Title: Professor, Biological Statistics & Computational Biology, Cornell University
Education: PhD, University of California, Santa Cruz, 2005
Recommended by: Eric Green, David Haussler
Adam Siepel is developing algorithms to identify novel functional elements in mammalian genomes, with a focus on the human genome. He is zeroing in on new protein-coding genes, RNA genes, and regulatory elements. Through simul-taneous modeling and analysis, he aims to reveal how evolution and function interact to affect genomic sequences.
Siepel has always been fascinated by the intersection of mathematical methods and models of living systems, but says he's had a rather circuitous route to his present position.
Upon graduating from Cornell with a dual major in agriculture and bioengineering, Siepel began work in the Los Alamos National Laboratory doing HIV sequence analysis. After working as a software engineer in the late '90s, he decided to get back to science and pursue his PhD with David Haussler at Santa Cruz. His timing couldn't have been more perfect.
“The comparative analysis of the human and mouse genome was going on and Santa Cruz was heavily involved in that. … It really was a great area for me because it involved a lot of creative algorithms work and it also involved a lot of evolutionary analysis,” says Siepel. “It was an area that's time had come.”
While working in Haussler's lab, Siepel designed a program called Exoniphy, which predicts evolutionarily conserved protein-coding exons from multiple aligned genomics sequences. The program discerns between coding and noncoding sequences using the phylogenetic hidden Markov model and other techniques. Siepel and his collaborators identified thousands of potentially novel human exons after running the program on alignments of the human, mouse, and rat genomes.
Siepel is also known for leading development of PhastCons, another hidden Markov model-based program. Using PhastCons, Siepel and his team have conducted one of the most extensive studies to date of conserved elements in vertebrate, insect, nematode, and yeast genomes. They found that as organism complexity increases, larger fractions of conserved bases fall outside of coding regions, potentially reflecting the increasing importance of regulatory functions.

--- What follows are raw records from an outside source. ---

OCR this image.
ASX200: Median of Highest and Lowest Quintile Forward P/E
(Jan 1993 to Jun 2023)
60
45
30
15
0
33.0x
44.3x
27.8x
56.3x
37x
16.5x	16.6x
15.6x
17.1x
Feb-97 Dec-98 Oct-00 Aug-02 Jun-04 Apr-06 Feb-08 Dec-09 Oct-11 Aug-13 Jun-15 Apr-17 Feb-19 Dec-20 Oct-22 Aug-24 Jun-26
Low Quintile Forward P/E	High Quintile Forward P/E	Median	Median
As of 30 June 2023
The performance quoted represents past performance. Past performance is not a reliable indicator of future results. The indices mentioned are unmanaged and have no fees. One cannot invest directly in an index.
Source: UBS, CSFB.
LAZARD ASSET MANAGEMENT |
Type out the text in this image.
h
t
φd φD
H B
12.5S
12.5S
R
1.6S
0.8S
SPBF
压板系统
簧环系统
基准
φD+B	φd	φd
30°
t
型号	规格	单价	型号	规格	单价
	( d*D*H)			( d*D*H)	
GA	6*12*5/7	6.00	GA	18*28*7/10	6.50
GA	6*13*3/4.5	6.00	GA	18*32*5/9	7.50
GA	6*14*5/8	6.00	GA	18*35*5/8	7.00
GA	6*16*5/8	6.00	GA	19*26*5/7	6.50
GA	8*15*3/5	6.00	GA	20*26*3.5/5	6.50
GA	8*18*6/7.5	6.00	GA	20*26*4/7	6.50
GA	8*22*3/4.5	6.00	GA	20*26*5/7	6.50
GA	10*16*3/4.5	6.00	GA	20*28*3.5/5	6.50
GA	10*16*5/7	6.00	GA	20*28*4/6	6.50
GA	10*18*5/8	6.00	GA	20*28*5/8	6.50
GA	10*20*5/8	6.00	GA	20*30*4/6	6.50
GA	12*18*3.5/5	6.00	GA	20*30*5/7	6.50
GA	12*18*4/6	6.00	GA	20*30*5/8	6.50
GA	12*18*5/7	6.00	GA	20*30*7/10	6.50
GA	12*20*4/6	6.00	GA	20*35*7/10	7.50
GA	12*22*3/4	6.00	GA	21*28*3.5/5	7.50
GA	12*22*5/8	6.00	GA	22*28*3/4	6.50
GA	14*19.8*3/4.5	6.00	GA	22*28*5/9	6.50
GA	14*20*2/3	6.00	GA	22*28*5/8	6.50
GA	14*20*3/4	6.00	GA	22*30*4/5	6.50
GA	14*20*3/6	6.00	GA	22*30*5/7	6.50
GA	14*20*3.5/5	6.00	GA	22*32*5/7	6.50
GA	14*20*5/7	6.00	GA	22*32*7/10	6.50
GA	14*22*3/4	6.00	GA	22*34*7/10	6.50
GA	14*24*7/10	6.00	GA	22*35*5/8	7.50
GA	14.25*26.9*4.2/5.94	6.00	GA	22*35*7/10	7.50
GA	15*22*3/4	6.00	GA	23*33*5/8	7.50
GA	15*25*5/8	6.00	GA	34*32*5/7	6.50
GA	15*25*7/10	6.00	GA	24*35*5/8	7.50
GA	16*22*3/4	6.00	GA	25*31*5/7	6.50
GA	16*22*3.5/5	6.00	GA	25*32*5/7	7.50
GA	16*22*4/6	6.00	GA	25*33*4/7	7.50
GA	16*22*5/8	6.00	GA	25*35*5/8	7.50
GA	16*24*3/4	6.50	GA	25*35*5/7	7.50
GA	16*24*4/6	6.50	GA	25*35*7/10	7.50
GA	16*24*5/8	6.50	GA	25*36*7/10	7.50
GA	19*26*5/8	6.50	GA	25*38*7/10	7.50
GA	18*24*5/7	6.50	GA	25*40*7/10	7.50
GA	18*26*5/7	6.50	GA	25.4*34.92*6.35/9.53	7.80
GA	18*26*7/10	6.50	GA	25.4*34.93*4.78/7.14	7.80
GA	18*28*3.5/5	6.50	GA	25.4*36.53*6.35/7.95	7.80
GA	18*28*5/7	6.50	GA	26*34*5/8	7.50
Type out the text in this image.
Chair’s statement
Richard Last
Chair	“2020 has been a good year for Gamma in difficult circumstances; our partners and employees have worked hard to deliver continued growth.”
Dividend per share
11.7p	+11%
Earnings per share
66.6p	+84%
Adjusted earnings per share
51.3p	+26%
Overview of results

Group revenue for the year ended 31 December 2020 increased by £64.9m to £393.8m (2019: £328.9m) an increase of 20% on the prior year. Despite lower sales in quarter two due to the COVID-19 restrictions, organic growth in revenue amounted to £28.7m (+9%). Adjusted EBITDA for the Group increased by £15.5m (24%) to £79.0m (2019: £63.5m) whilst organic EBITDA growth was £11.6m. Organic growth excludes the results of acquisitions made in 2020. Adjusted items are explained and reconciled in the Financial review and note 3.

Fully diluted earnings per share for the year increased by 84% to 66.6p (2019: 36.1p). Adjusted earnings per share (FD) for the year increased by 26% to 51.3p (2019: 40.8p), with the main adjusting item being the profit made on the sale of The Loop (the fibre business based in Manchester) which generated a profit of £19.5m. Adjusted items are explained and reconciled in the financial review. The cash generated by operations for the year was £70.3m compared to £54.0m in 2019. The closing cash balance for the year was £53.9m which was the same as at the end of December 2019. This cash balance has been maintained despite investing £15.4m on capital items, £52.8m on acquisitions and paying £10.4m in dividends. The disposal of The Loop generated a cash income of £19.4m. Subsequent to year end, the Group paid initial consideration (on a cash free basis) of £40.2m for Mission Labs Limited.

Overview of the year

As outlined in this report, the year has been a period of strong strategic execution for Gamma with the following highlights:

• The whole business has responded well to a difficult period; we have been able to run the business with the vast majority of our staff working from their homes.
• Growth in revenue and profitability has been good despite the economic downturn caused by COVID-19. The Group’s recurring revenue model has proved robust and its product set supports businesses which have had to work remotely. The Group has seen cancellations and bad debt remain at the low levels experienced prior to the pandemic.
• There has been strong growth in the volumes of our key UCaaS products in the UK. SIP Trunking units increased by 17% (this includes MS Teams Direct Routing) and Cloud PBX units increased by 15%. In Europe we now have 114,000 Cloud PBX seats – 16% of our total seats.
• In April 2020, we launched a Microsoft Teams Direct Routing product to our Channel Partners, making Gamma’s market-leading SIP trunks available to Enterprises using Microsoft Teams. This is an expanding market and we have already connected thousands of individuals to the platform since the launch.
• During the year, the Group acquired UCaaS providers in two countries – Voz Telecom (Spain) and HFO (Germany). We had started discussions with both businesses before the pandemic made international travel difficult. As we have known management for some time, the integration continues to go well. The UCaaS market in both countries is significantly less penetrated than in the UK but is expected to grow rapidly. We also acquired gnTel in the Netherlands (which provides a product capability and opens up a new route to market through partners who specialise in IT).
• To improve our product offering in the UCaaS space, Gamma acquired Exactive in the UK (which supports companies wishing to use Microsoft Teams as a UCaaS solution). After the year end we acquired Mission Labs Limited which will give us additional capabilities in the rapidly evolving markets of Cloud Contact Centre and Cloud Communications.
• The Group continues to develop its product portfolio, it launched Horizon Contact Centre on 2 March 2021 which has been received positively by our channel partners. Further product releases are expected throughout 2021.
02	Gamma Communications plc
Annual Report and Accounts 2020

“We're working on really basic scientific questions which I think ultimately affect all of biology, although the impact is not always immediate,” he says. “So one of the things I'm working on is filling out the catalogue of human genes. There's still a lot of human genes that aren't yet known, and that just has a lot of obvious consequences for biology and medicine.”
Siepel would like to see evolutionary biology, comparative genomics, and population genetics join forces in the near future. Population genetics has a lot of potential for detecting selection and understanding changes that take place over shorter time scales within populations, says Siepel. “I think there's a general feeling that those two areas need to come together,” he says. He would also like to see more of a systems biology approach take hold in his field. “We're still just trying to identify the sequences in the genome that are important for one reason or another and trying to annotate them,” he says. “But it's clear that we need to move a lot farther in terms of understanding how they interact and actually result in living organisms.”
Publications of note
In 2005, Siepel and his colleagues published a paper entitled “Evolutionary conserved elements in vertebrate, insect, worm, and yeast genomes.” This Genome Research paper introduced PhastCons as a method for identifying evolutionarily conserved sequences, now widely used in the comparative genomics community.
And the Nobel goes to…
Siepel says if he were to win the Nobel Prize, he hopes it would be for “fundamental contributions to the functional annotation of the human genome.”